When you don’t know who you are or you’re afraid to reveal who you are or there is a power differential in play, you wait. You hope the relationship will get better. You tell yourself it will. Out there, in the distance, are your just rewards. Surely, they’ll be yours after you jump through a few more hoops, eat a few more crumbs, earn more trust, rock more projects, work even harder for that promotion, demonstrate–for the umpteenth time–you’re a team player, do a few more favors, receive–even more–rave reviews, and time and again make your good intentions known.
What do you do if you’re a Spiritual Gangster?
You don’t steal from your literal or figurative family or rat on your friends, ever; those rules are instinctive to you. Like Cheryl and me, you learned long ago to be street smart and look out for your friends stealthily; most times they don’t even know you’re watching. You know you’ve invested plenty in the relationship. You’re loyal, schooled in solid rules of conduct, and amongst associates, family, and friends, you behave well. You do the right thing. You share. You protect.
And you aren’t anybody’s fool.
When you’re a Spiritual Gangster you have faith enough to stand in your power. You trust that you’re supported. You know your integrity—your freedom and your growth–is worth more than another pair of golden handcuffs.
You’re worth your weight in gold and then some.
You’re through waiting for acknowledgement from on high.
You know the work of rising has more to do with who and what you let go of than who and what you hang on to.
You recognize the difference between fantasy and reality. And when you spot that fantasy that’s so tantalizing in your minds eye but is doing more harm than good for you on the day to day, you know what you’re going to have to do.
You’re going to have to kill that darling.
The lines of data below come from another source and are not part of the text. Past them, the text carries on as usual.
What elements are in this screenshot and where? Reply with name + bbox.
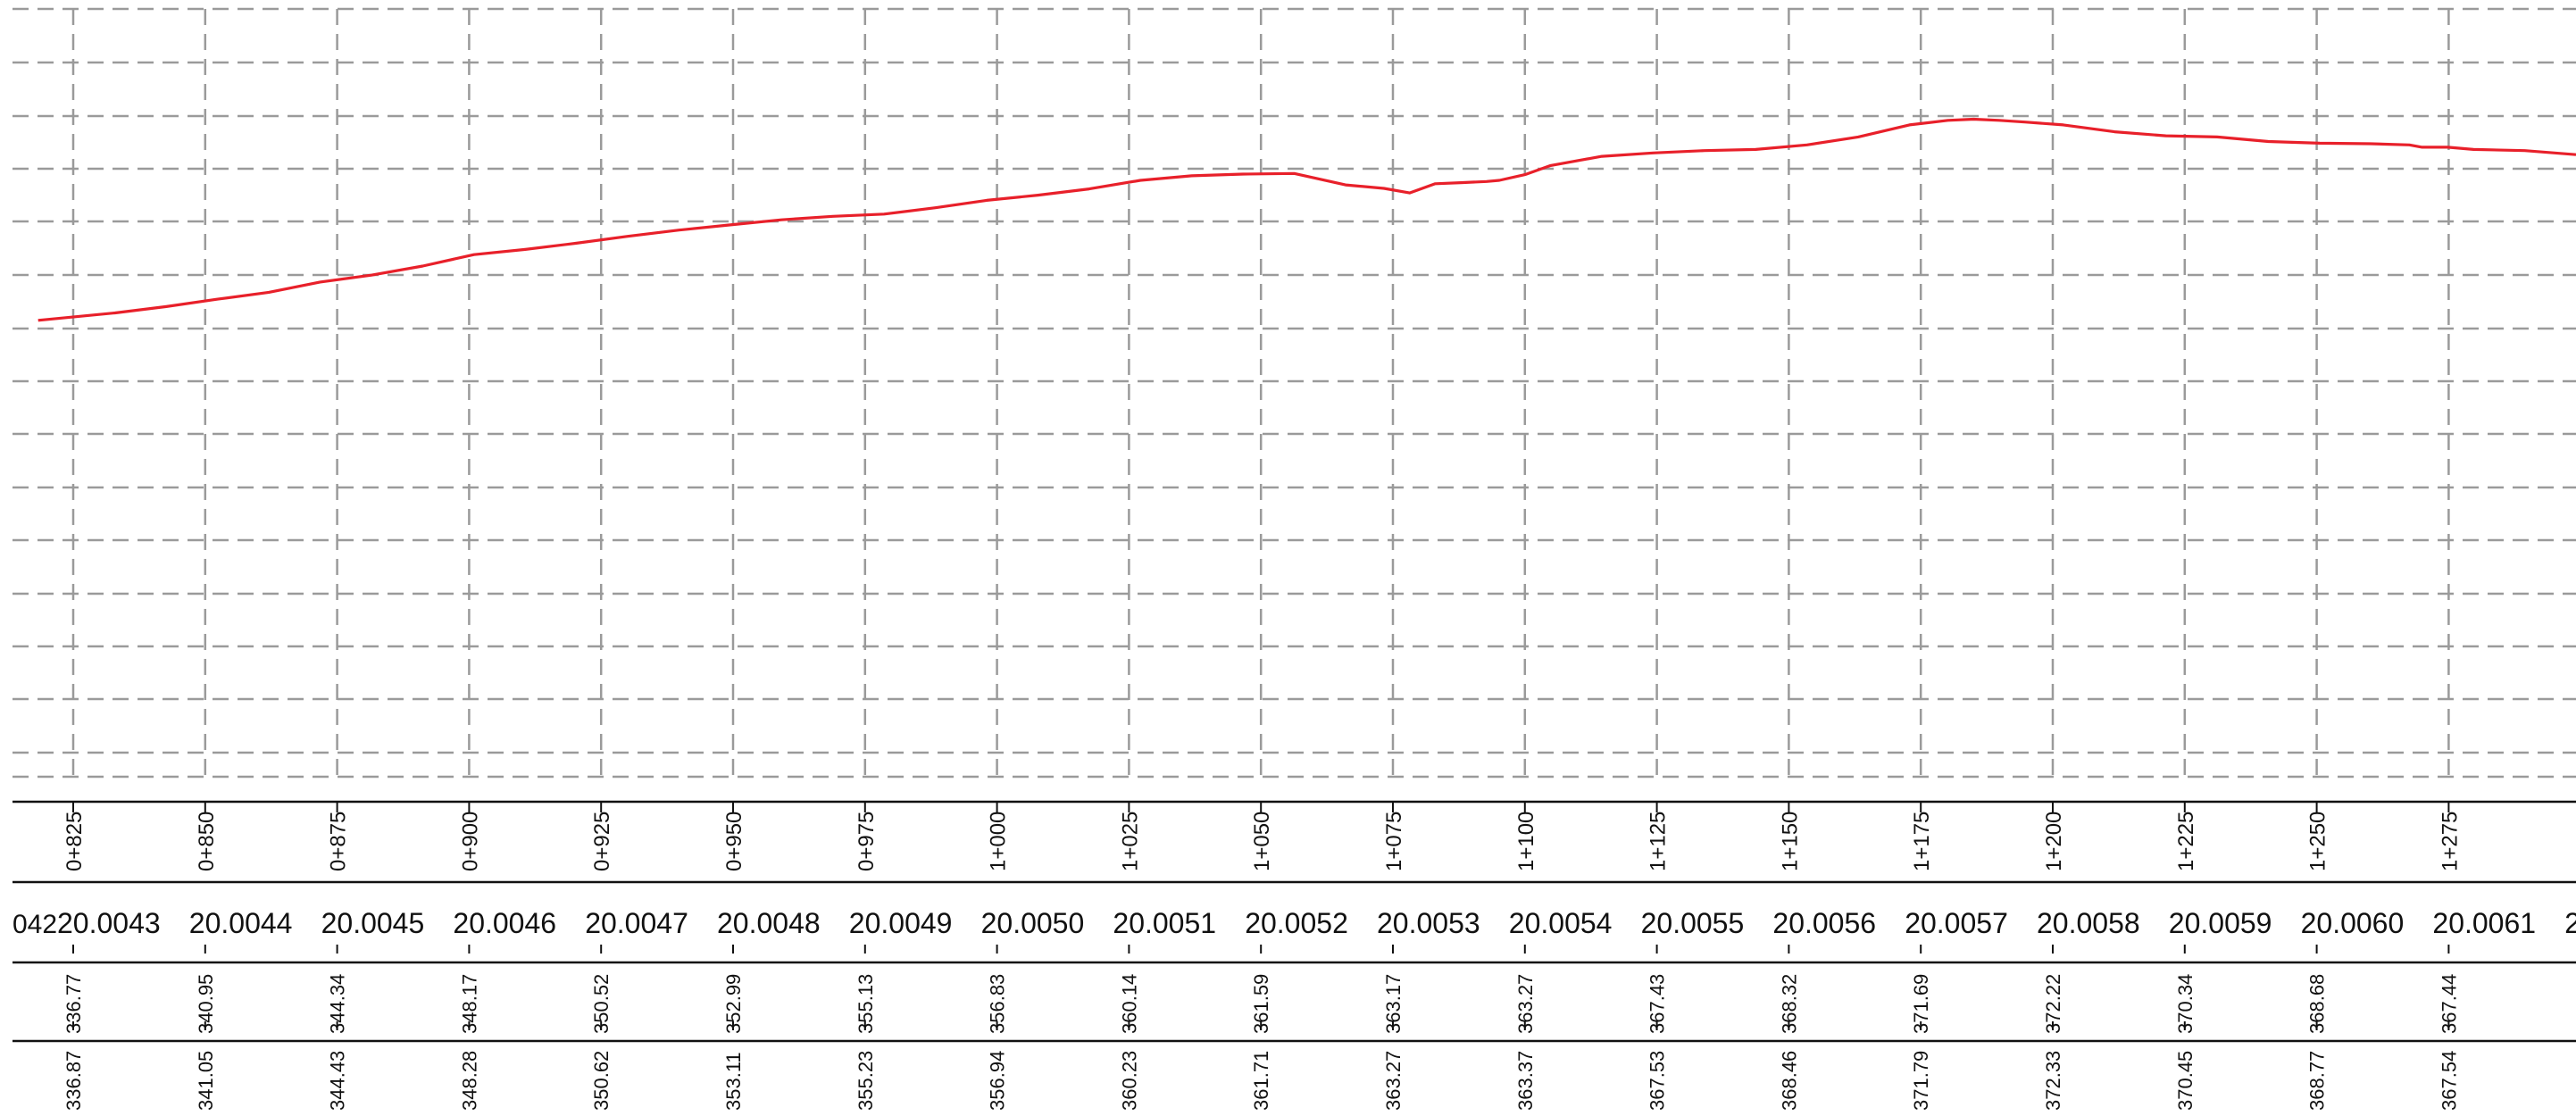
station-label: 1+000 bbox=[987, 812, 1011, 871]
value-label: 361.71 bbox=[1250, 1051, 1272, 1111]
chainage-label: 20.0057 bbox=[1905, 907, 2008, 939]
chainage-label: 20.0058 bbox=[2037, 907, 2140, 939]
station-label: 0+850 bbox=[195, 812, 219, 871]
station-label: 0+950 bbox=[722, 812, 746, 871]
profile-series bbox=[38, 117, 2576, 322]
station-labels: 0+825 0+850 0+875 0+900 0+925 0+950 0+975 1+000… bbox=[63, 802, 2462, 871]
value-label: 372.33 bbox=[2042, 1051, 2064, 1111]
value-label: 368.46 bbox=[1778, 1051, 1800, 1111]
station-label: 0+875 bbox=[327, 812, 351, 871]
value-label: 350.62 bbox=[590, 1051, 613, 1111]
station-label: 1+125 bbox=[1646, 812, 1671, 871]
station-label: 1+150 bbox=[1778, 812, 1802, 871]
chainage-label: 20.0052 bbox=[1245, 907, 1348, 939]
value-label: 341.05 bbox=[195, 1051, 217, 1111]
value-label: 363.27 bbox=[1382, 1051, 1405, 1111]
value-label: 360.23 bbox=[1118, 1051, 1140, 1111]
chainage-label: 20.0048 bbox=[717, 907, 821, 939]
station-label: 1+100 bbox=[1514, 812, 1538, 871]
chainage-label: 20.0051 bbox=[1113, 907, 1216, 939]
station-label: 0+825 bbox=[63, 812, 87, 871]
chainage-label: 20.0062 bbox=[2564, 907, 2576, 939]
chainage-label: 20.0061 bbox=[2432, 907, 2536, 939]
chainage-label: 20.0045 bbox=[321, 907, 425, 939]
chainage-band: 042 20.0043 20.0044 20.0045 20.0046 20.0047 20… bbox=[13, 907, 2576, 939]
table-frame bbox=[13, 800, 2576, 1043]
value-label: 370.45 bbox=[2174, 1051, 2197, 1111]
value-label: 367.53 bbox=[1646, 1051, 1669, 1111]
chainage-label: 20.0056 bbox=[1772, 907, 1876, 939]
value-label: 367.54 bbox=[2438, 1051, 2460, 1111]
station-label: 0+925 bbox=[590, 812, 614, 871]
values-row-2: 336.87 341.05 344.43 348.28 350.62 353.11 355.… bbox=[63, 1021, 2460, 1111]
station-label: 1+075 bbox=[1382, 812, 1406, 871]
chainage-label: 20.0053 bbox=[1377, 907, 1480, 939]
station-label: 1+275 bbox=[2438, 812, 2462, 871]
station-label: 1+050 bbox=[1250, 812, 1274, 871]
profile-line bbox=[38, 117, 2576, 322]
station-label: 1+225 bbox=[2174, 812, 2198, 871]
chainage-label: 042 bbox=[13, 910, 57, 939]
chainage-label: 20.0055 bbox=[1641, 907, 1745, 939]
value-label: 353.11 bbox=[722, 1052, 745, 1111]
chainage-label: 20.0047 bbox=[585, 907, 688, 939]
station-label: 1+200 bbox=[2042, 812, 2066, 871]
value-label: 363.37 bbox=[1514, 1051, 1537, 1111]
chainage-label: 20.0044 bbox=[189, 907, 293, 939]
values-row-1: 336.77 340.95 344.34 348.17 350.52 352.99 355.… bbox=[63, 945, 2460, 1034]
station-label: 0+900 bbox=[458, 812, 482, 871]
value-label: 356.94 bbox=[987, 1051, 1009, 1111]
station-label: 0+975 bbox=[854, 812, 879, 871]
station-label: 1+250 bbox=[2306, 812, 2330, 871]
chainage-label: 20.0060 bbox=[2301, 907, 2405, 939]
horizontal-gridlines bbox=[13, 7, 2576, 779]
chainage-label: 20.0054 bbox=[1509, 907, 1613, 939]
value-label: 348.28 bbox=[458, 1051, 480, 1111]
station-label: 1+025 bbox=[1118, 812, 1142, 871]
chainage-label: 20.0059 bbox=[2169, 907, 2272, 939]
chainage-label: 20.0049 bbox=[849, 907, 953, 939]
value-label: 336.87 bbox=[63, 1051, 85, 1111]
station-label: 1+175 bbox=[1910, 812, 1934, 871]
vertical-gridlines bbox=[71, 9, 2450, 777]
value-label: 344.43 bbox=[327, 1051, 349, 1111]
chainage-label: 20.0050 bbox=[981, 907, 1085, 939]
value-label: 371.79 bbox=[1910, 1051, 1932, 1111]
chainage-label: 20.0043 bbox=[57, 907, 161, 939]
chainage-label: 20.0046 bbox=[453, 907, 556, 939]
value-label: 355.23 bbox=[854, 1051, 877, 1111]
value-label: 368.77 bbox=[2306, 1051, 2329, 1111]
You can love it and let it go.
You’ll be all right, I promise. Walk away.
You may feel you’re slaying a dragon. Metaphorically speaking, you are.
When you’re finished, bring it back to your self as proof.
Stand in your own light; it’s far, far, more magnificent than you previously imagined.
Consider yourself—your true family, your children, your real friends—all the love that’s wholly yours at the end of the day—worth every penny you stand to lose, every tear you’ll shed, every lesson you’ll have learned. And bask in the glory of what it feels like to move one step closer to your self, one word, one post, one scene, one chapter, one little death, at a time.